North Hollywood Shoot Out’s 20th Anniversary *Video*

For those of you that are to young to remember 20 years ago today a shoot out happened outside of a bank that changed law enforcement, the firearm community, and officer safety all over the world.   After the shoot out LE saw the need for many things, Ar15 became standard in most patrol cars, and the officers sidearms were retired to make way for higher powered alternatives.

https://www.youtube.com/watch?v=uH6c2Sv0UaI

LA times

It began as just another gorgeous L.A. day. Then, shortly after 9 a.m., a spectral scene of combat popped onto TV screens across the city.

Two armor-clad figures standing calmly outside a bank were spewing machine gun fire at a swarm of police officers shooting back with pistols from behind car doors and trees.

Within minutes, the parking lot outside the Bank of America on Laurel Canyon Boulevard in North Hollywood was on television screens across the country, as disbelieving viewers watched the battle unfold on live feeds from network helicopters circling overhead.

For 44 minutes, out-gunned officers engaged the bank robbers, dodging barrages of high-powered bullets, rescuing their wounded and peppering their targets with hundreds of shots that bounced off harmlessly.

Gradually their shots probed openings in their adversaries’ armor as a SWAT team arrived from afar to equalize the firepower. The North Hollywood shootout ended with the two perpetrators — Larry Eugene Phillips Jr., 26, and Emil Dechebal Matasareanu, 30 — dead in the street. Eleven officers were wounded, but none killed.

The assault on police shocked law enforcement across the country, prompting a widespread trend to beef up police armament. It also inspired Los Angeles and other cities to enact their own gun control measures when the state failed to do so.

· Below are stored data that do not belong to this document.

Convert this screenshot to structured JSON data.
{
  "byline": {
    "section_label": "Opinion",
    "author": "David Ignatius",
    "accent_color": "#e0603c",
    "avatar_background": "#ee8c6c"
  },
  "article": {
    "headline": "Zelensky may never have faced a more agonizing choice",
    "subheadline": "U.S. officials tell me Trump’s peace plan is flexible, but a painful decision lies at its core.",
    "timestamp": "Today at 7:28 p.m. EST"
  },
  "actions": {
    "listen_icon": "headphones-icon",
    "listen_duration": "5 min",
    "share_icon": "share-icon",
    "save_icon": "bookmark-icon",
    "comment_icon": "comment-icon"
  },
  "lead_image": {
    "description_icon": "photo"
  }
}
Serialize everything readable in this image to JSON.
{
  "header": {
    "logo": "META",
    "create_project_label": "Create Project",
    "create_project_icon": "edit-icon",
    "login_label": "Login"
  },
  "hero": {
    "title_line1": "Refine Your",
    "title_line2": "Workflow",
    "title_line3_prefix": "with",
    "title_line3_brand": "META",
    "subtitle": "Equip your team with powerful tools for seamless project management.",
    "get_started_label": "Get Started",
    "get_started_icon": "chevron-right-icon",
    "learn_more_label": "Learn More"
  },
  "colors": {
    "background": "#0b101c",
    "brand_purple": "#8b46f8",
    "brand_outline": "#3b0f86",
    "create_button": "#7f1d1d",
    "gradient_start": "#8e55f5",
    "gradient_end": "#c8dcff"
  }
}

“There’s so many things that took place that kind of shook the conscience,” said Donald W. De Lucca, the president of the International Assn. of Chiefs of Police and a police chief in Florida. “It created a shift.”

Like the LAPD, agencies began upgrading weapons for their patrol officers, giving them high-powered rifles that are now common in police cars. Street cops were trained to use those weapons so they wouldn’t have to wait for SWAT officers at a quickly unfolding scene. The LAPD also authorized officers to carry high-caliber handguns that exceed the stopping power of the standard-issue sidearms.